Arboreal locomotion in rats - the challenge of maintaining stability.

Arboreal locomotion has mainly been looked at to date in the context of investigations into the specialization of primates and other 'arboreally adapted' animals. The feat of moving on branches as small or smaller than the body's diameter was tested in rats (Rattus norvegicus) as they moved on horizontal poles of different diameters. The data were compared with data pertaining to terrestrial locomotion. We investigated three-dimensional kinematics and dynamics using biplanar cineradiography with simultaneous substrate reaction force (SRF) measurements. As predicted, rats flexed fore- and hindlimbs and reduced vertical forces during pole locomotion. In addition, the orientation of the mediolateral substrate reaction force resultant (SRR) and impulses switched from lateral to medial. In order to maintain stability during arboreal locomotion, lateral spine movements increased.
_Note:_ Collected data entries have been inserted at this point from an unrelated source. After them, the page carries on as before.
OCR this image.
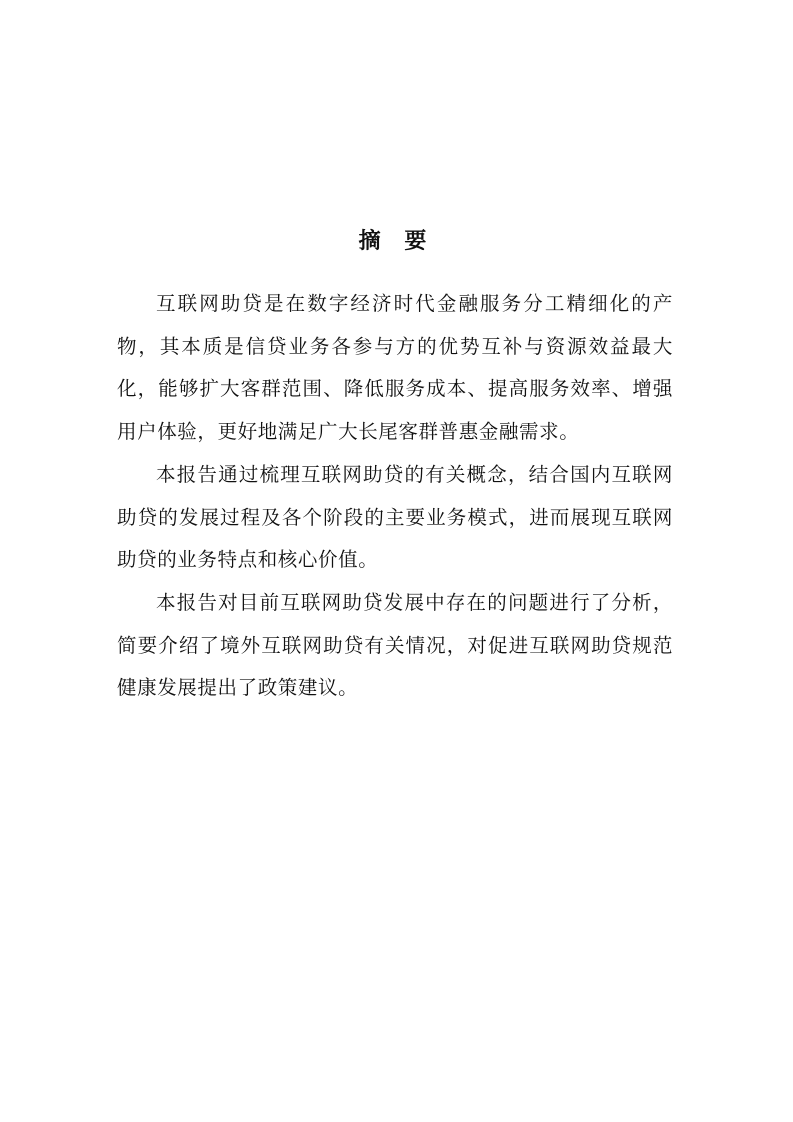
摘 要

互联网助贷是在数字经济时代金融服务分工精细化的产物，其本质是信贷业务各参与方的优势互补与资源效益最大化，能够扩大客群范围、降低服务成本、提高服务效率、增强用户体验，更好地满足广大长尾客群普惠金融需求。

本报告通过梳理互联网助贷的有关概念，结合国内互联网助贷的发展过程及各个阶段的主要业务模式，进而展现互联网助贷的业务特点和核心价值。

本报告对目前互联网助贷发展中存在的问题进行了分析，简要介绍了境外互联网助贷有关情况，对促进互联网助贷规范健康发展提出了政策建议。
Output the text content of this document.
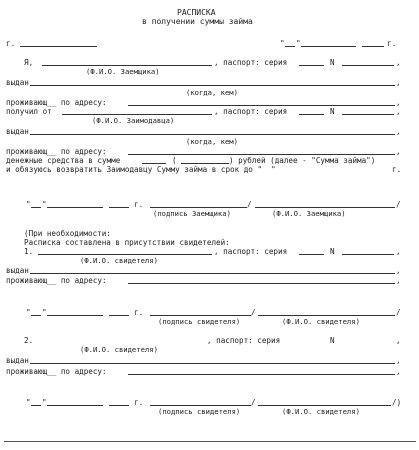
РАСПИСКА
в получении суммы займа
г.	" "	г.
Я,	, паспорт: серия	N	,
(Ф.И.О. Заемщика)
выдан	,
(когда, кем)
проживающ__ по адресу:	,
получил от	, паспорт: серия	N	,
(Ф.И.О. Заимодавца)
выдан	,
(когда, кем)
проживающ__ по адресу:	,
денежные средства в сумме	(	) рублей (далее - "Сумма займа")
и обязуюсь возвратить Заимодавцу Сумму займа в срок до "  "	г.
" "	г.	/	/
(подпись Заемщика)	(Ф.И.О. Заемщика)
(При необходимости:
Расписка составлена в присутствии свидетелей:
1.	, паспорт: серия	N	,
(Ф.И.О. свидетеля)
выдан	,
проживающ__ по адресу:	,
" "	г.	/	/
(подпись свидетеля)	(Ф.И.О. свидетеля)
2.	, паспорт: серия	N	,
(Ф.И.О. свидетеля)
выдан	,
проживающ__ по адресу:	,
" "	г.	/	/)
(подпись свидетеля)	(Ф.И.О. свидетеля)
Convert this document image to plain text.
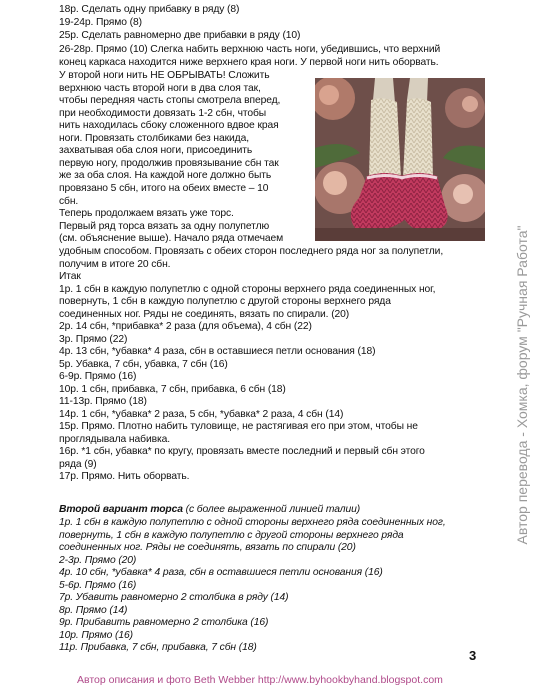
18р. Сделать одну прибавку в ряду (8)
19-24р. Прямо (8)
25р. Сделать равномерно две прибавки в ряду (10)
26-28р. Прямо (10) Слегка набить верхнюю часть ноги, убедившись, что верхний
конец каркаса находится ниже верхнего края ноги. У первой ноги нить оборвать.
У второй ноги нить НЕ ОБРЫВАТЬ! Сложить
верхнюю часть второй ноги в два слоя так,
чтобы передняя часть стопы смотрела вперед,
при необходимости довязать 1-2 сбн, чтобы
нить находилась сбоку сложенного вдвое края
ноги. Провязать столбиками без накида,
захватывая оба слоя ноги, присоединить
первую ногу, продолжив провязывание сбн так
же за оба слоя. На каждой ноге должно быть
провязано 5 сбн, итого на обеих вместе – 10
сбн.
Теперь продолжаем вязать уже торс.
Первый ряд торса вязать за одну полупетлю
(см. объяснение выше). Начало ряда отмечаем
удобным способом. Провязать с обеих сторон последнего ряда ног за полупетли,
получим в итоге 20 сбн.
Итак
1р. 1 сбн в каждую полупетлю с одной стороны верхнего ряда соединенных ног,
повернуть, 1 сбн в каждую полупетлю с другой стороны верхнего ряда
соединенных ног. Ряды не соединять, вязать по спирали. (20)
2р. 14 сбн, *прибавка* 2 раза (для объема), 4 сбн (22)
3р. Прямо (22)
4р. 13 сбн, *убавка* 4 раза, сбн в оставшиеся петли основания (18)
5р. Убавка, 7 сбн, убавка, 7 сбн (16)
6-9р. Прямо (16)
10р. 1 сбн, прибавка, 7 сбн, прибавка, 6 сбн (18)
11-13р. Прямо (18)
14р. 1 сбн, *убавка* 2 раза, 5 сбн, *убавка* 2 раза, 4 сбн (14)
15р. Прямо. Плотно набить туловище, не растягивая его при этом, чтобы не
проглядывала набивка.
16р. *1 сбн, убавка* по кругу, провязать вместе последний и первый сбн этого
ряда (9)
17р. Прямо. Нить оборвать.
Второй вариант торса (с более выраженной линией талии)
1р. 1 сбн в каждую полупетлю с одной стороны верхнего ряда соединенных ног,
повернуть, 1 сбн в каждую полупетлю с другой стороны верхнего ряда
соединенных ног. Ряды не соединять, вязать по спирали (20)
2-3р. Прямо (20)
4р. 10 сбн, *убавка* 4 раза, сбн в оставшиеся петли основания (16)
5-6р. Прямо (16)
7р. Убавить равномерно 2 столбика в ряду (14)
8р. Прямо (14)
9р. Прибавить равномерно 2 столбика (16)
10р. Прямо (16)
11р. Прибавка, 7 сбн, прибавка, 7 сбн (18)
Автор перевода - Хомка, форум "Ручная Работа"
3
Автор описания и фото Beth Webber http://www.byhookbyhand.blogspot.com
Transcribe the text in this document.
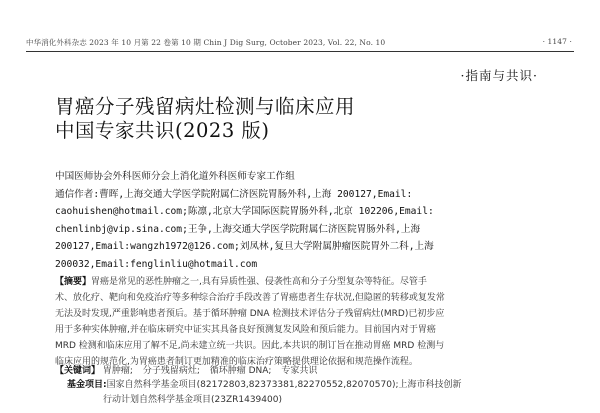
中华消化外科杂志 2023 年 10 月第 22 卷第 10 期 Chin J Dig Surg, October 2023, Vol. 22, No. 10	· 1147 ·
·指南与共识·
胃癌分子残留病灶检测与临床应用
中国专家共识(2023 版)
中国医师协会外科医师分会上消化道外科医师专家工作组
通信作者:曹晖,上海交通大学医学院附属仁济医院胃肠外科,上海 200127,Email:
caohuishen@hotmail.com;陈凛,北京大学国际医院胃肠外科,北京 102206,Email:
chenlinbj@vip.sina.com;王争,上海交通大学医学院附属仁济医院胃肠外科,上海
200127,Email:wangzh1972@126.com;刘凤林,复旦大学附属肿瘤医院胃外二科,上海
200032,Email:fenglinliu@hotmail.com
【摘要】胃癌是常见的恶性肿瘤之一,具有异质性强、侵袭性高和分子分型复杂等特征。尽管手
术、放化疗、靶向和免疫治疗等多种综合治疗手段改善了胃癌患者生存状况,但隐匿的转移或复发常
无法及时发现,严重影响患者预后。基于循环肿瘤 DNA 检测技术评估分子残留病灶(MRD)已初步应
用于多种实体肿瘤,并在临床研究中证实其具备良好预测复发风险和预后能力。目前国内对于胃癌
MRD 检测和临床应用了解不足,尚未建立统一共识。因此,本共识的制订旨在推动胃癌 MRD 检测与
临床应用的规范化,为胃癌患者制订更加精准的临床治疗策略提供理论依据和规范操作流程。
【关键词】 胃肿瘤; 分子残留病灶; 循环肿瘤 DNA; 专家共识
基金项目:国家自然科学基金项目(82172803,82373381,82270552,82070570);上海市科技创新
行动计划自然科学基金项目(23ZR1439400)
We propose that the combination of lateral sequence gaits, similar travel speed of the animals and similar contact times, higher or similar peak vertical forces as well as similar mediolateral impulses in forelimbs and hindlimbs are typical of clawed mammals moving on thin supports. Clawed mammals and primates share the reduction of vertical oscillations and side-to-side fluctuations, a crouched posture as well as the increase in lateral spine movements. We conclude that these features are behavioral adaptations caused by the biomechanical constraints of small branch locomotion, regardless of the way they make contact with the substrate.